Employee’s Request To Revise Drug Policy To Address CBD Use Was Not A Reasonable Accommodation
A federal court in Tennessee dismissed an employee’s lawsuit in which she claimed that her employer should have changed its drug policy to allow CBD use. Hamric v. City of Murfreesboro, Case No. 3:18-cv-01239 (September 10, 2020).
The City of Murfreesboro hired Hamric as a Cultural Arts Program Specialist in August of 2015. Her job duties included teaching children’s art classes and teaching adult artist development courses, among other things. The position subjected Hamric to pre-employment drug testing, for cause testing, random testing and testing for promotions into safety-sensitive positions.

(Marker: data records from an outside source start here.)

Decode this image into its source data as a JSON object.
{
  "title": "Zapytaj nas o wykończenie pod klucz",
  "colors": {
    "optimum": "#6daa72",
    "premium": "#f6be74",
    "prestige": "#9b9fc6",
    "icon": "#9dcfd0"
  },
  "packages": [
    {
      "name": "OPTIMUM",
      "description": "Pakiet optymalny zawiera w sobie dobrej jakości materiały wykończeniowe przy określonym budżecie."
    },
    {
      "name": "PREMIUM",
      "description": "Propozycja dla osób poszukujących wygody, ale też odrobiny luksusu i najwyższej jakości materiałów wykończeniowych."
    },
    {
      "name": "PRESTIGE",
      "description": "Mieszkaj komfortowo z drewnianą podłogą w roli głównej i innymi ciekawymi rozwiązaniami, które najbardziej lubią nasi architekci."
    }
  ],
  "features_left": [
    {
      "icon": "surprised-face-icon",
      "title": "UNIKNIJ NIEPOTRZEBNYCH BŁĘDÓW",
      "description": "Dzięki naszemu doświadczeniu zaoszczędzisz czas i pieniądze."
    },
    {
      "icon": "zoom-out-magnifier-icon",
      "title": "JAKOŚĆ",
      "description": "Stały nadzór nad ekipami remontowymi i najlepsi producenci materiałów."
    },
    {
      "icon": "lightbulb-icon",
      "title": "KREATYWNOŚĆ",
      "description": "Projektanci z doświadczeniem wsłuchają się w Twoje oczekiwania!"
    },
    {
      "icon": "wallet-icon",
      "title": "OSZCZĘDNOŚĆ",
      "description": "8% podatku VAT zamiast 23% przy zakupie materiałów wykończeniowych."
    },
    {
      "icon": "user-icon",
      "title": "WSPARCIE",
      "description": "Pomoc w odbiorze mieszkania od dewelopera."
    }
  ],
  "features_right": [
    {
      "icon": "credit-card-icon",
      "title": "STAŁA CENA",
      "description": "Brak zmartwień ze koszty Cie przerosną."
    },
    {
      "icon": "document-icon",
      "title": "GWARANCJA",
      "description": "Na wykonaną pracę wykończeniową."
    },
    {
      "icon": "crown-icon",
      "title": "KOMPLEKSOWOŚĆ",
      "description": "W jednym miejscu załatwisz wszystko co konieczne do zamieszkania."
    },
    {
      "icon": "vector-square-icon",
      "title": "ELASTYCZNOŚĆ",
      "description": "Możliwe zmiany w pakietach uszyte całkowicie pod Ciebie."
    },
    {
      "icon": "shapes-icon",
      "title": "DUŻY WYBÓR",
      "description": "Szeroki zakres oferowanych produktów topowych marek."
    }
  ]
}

During her employment, Hamric told her supervisor that she used cannabidiol (CBD) to treat anxiety, chronic fatigue syndrome and fibromyalgia, although she did not have a formal medical recommendation to do so.
In 2018, Hamric was recommended for a promotion and was required to pass a drug test. She tested positive for marijuana and blamed the result on her use of CBD.

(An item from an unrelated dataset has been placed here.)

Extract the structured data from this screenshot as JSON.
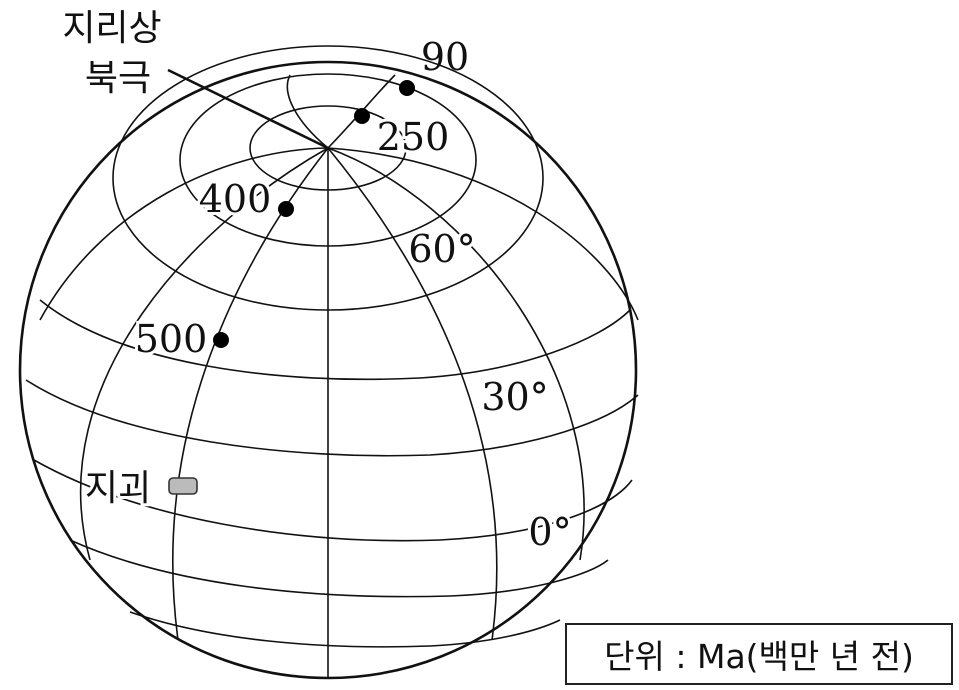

When Hamric was advised that she likely would be terminated for the failed drug test, she resigned. In her resignation letter, she stated that the city should revise its drug policy to address CBD use. She later filed suit alleging that she was discriminated against on the basis of her disability in violation of the Americans with Disabilities Act as well as the Tennessee Disability Act.
The court dismissed the discriminatory discharge claim because none of the decision-makers were aware that Hamric was disabled. Her failure-to-accommodate claim also was dismissed because she failed to provide evidence that her request to revise the drug policy was necessary to enable her to perform her essential job functions.